Hi, I have encountered a case shown in the following figure: this is a TCGA sample. Top one is the RNAseq data, middle one is the WXS data of the same patient tumor, the bottom one is the WXS of the matched normal. You can see there is a deletion from chr17:74732936 to chr17:74732959 according to the WXS of the patient tumor. However, there are some reads aligned by STAR to this deleted region and caused a seemingly mutation call at position: chr17:74732942.
CCCCGTACCTGCGGGGTGGCGGTCCCCGGCGGCCGTAGCGAGCCATTTGC
GTCCCTGCGGGGTGGCGGTCCCCGGCGGCCGTAGCGCGCCATTTGCACCC
CACCGCCCCCGTACCTGCGGGGTGGCGGTCCCCGGCGGCCGTAGCGCGCC
They are supposed to aligned as the following: (where '|' indicates the junction due to deletion)
CCCCGTACCTGCGGGGTGGCGGTCCCC|GGCGGCCGTAGCGAGCCATTTGC
GTCCCTGCGGGGTGGCGGTCCCC|GGCGGCCGTAGCGCGCCATTTGCACCC
CACCGCCCCCGTACCTGCGGGGTGGCGGTCCCC|GGCGGCCGTAGCGCGCC
However, they are aligned actually as: (where, 'C' is the mutation due to the misalignment, '[...]' indicates the soft-clip sequence part by STAR)
CCCCGTACCTGCGGGGTGGCGGTCCCCGGCGGCCGT[AGCGAGCCATTTGC]
GTCCCTGCGGGGTGGCGGTCCCCGGCGGCCGT[AGCGCGCCATTTGCACCC]
CACCGCCCCCGTACCTGCGGGGTGGCGGTCCCCGGCGGCCGT[AGCGCGCC]

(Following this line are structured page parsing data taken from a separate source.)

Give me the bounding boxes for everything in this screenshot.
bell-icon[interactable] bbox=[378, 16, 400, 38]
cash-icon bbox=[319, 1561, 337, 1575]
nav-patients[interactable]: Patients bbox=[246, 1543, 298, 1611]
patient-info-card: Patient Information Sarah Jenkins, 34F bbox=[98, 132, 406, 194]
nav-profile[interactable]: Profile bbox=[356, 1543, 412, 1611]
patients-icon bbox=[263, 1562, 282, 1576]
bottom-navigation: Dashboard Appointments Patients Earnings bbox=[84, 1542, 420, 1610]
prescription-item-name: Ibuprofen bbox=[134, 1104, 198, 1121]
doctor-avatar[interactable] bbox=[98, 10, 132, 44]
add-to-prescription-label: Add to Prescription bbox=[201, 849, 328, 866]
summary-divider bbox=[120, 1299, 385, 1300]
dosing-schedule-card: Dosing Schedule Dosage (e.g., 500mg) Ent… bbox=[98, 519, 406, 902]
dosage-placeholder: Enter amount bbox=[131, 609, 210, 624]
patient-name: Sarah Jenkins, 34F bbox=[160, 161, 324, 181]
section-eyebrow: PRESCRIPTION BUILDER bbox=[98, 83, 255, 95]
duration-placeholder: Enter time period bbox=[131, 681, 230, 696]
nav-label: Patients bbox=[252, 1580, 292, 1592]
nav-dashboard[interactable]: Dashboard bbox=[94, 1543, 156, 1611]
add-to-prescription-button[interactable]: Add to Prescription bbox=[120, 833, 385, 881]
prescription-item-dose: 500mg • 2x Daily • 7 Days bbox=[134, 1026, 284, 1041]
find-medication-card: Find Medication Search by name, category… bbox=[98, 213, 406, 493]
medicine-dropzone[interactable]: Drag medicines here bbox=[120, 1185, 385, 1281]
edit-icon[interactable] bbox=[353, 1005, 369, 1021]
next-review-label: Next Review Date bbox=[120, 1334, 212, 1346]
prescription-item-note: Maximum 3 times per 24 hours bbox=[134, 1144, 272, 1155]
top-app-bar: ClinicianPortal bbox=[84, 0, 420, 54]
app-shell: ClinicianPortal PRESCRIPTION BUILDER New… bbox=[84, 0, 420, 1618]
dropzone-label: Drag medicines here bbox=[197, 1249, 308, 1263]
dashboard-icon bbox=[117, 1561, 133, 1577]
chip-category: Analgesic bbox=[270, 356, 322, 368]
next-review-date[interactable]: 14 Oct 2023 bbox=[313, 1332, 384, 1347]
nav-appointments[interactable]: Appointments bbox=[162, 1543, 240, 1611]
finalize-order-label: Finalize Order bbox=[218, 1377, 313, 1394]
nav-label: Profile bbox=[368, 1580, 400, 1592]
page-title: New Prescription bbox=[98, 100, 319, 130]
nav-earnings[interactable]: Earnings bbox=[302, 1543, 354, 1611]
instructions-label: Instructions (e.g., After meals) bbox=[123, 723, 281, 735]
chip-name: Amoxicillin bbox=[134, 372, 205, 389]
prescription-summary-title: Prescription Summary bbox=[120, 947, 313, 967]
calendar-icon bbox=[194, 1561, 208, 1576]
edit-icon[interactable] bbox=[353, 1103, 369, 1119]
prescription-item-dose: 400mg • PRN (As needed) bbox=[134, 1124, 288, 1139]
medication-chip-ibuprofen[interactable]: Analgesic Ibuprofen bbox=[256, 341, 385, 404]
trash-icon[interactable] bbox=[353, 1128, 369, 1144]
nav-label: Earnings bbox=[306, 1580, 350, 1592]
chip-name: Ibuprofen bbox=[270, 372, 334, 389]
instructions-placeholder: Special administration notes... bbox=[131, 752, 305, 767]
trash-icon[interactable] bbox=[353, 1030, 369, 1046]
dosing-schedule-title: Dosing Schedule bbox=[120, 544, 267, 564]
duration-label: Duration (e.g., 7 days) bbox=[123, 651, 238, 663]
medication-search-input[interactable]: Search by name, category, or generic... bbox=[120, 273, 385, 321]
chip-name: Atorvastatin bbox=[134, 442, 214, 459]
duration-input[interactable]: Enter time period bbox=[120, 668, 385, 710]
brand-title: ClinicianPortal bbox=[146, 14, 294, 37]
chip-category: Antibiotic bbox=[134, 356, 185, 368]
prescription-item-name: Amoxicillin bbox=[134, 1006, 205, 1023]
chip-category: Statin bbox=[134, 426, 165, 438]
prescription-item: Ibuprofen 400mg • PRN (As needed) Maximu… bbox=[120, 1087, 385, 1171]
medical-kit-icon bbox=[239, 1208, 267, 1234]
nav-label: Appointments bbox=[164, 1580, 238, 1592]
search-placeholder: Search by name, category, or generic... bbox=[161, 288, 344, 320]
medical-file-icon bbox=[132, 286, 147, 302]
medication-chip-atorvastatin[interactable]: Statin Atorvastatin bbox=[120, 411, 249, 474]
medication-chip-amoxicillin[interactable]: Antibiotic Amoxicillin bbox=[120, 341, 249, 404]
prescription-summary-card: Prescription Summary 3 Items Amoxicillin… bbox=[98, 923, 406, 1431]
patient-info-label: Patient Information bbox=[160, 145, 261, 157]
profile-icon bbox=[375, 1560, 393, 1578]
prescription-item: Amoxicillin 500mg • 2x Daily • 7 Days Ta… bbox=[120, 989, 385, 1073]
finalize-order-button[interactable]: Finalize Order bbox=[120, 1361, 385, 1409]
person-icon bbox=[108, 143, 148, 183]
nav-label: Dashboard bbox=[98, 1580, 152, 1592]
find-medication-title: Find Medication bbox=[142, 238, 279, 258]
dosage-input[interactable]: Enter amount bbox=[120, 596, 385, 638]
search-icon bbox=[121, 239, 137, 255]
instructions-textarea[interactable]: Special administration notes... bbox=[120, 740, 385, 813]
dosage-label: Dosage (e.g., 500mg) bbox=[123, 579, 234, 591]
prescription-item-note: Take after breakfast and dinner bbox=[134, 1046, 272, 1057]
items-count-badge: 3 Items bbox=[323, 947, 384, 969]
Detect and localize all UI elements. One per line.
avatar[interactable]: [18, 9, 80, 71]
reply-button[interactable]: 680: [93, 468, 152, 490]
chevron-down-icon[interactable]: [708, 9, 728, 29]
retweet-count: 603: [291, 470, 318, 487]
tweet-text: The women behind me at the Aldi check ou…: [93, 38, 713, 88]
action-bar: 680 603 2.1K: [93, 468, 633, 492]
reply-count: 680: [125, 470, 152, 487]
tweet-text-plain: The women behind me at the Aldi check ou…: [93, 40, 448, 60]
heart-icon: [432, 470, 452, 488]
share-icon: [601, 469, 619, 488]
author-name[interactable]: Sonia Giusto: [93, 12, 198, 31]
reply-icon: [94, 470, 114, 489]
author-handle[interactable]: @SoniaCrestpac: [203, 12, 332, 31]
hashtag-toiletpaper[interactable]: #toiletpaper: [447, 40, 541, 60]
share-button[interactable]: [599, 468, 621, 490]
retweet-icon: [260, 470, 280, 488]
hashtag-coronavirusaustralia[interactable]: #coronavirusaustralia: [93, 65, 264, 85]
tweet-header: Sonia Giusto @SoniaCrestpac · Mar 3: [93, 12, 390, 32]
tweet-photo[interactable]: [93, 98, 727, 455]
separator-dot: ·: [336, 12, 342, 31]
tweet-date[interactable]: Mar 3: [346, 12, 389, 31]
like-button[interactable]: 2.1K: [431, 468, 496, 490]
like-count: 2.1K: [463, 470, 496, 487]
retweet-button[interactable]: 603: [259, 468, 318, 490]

Basically, STAR chose to align a read like this with one mutation + soft-clip, instead of split the reads to find a better alignment. In this case, STAR should find a new junction within this SRSF2 exon that actually is a deletion according to the exome-seq data. Is there a way to avoid such misalignment using STAR? The idea behavior should be that STAR should call this as a new junction that is actually due to deletion within this exon.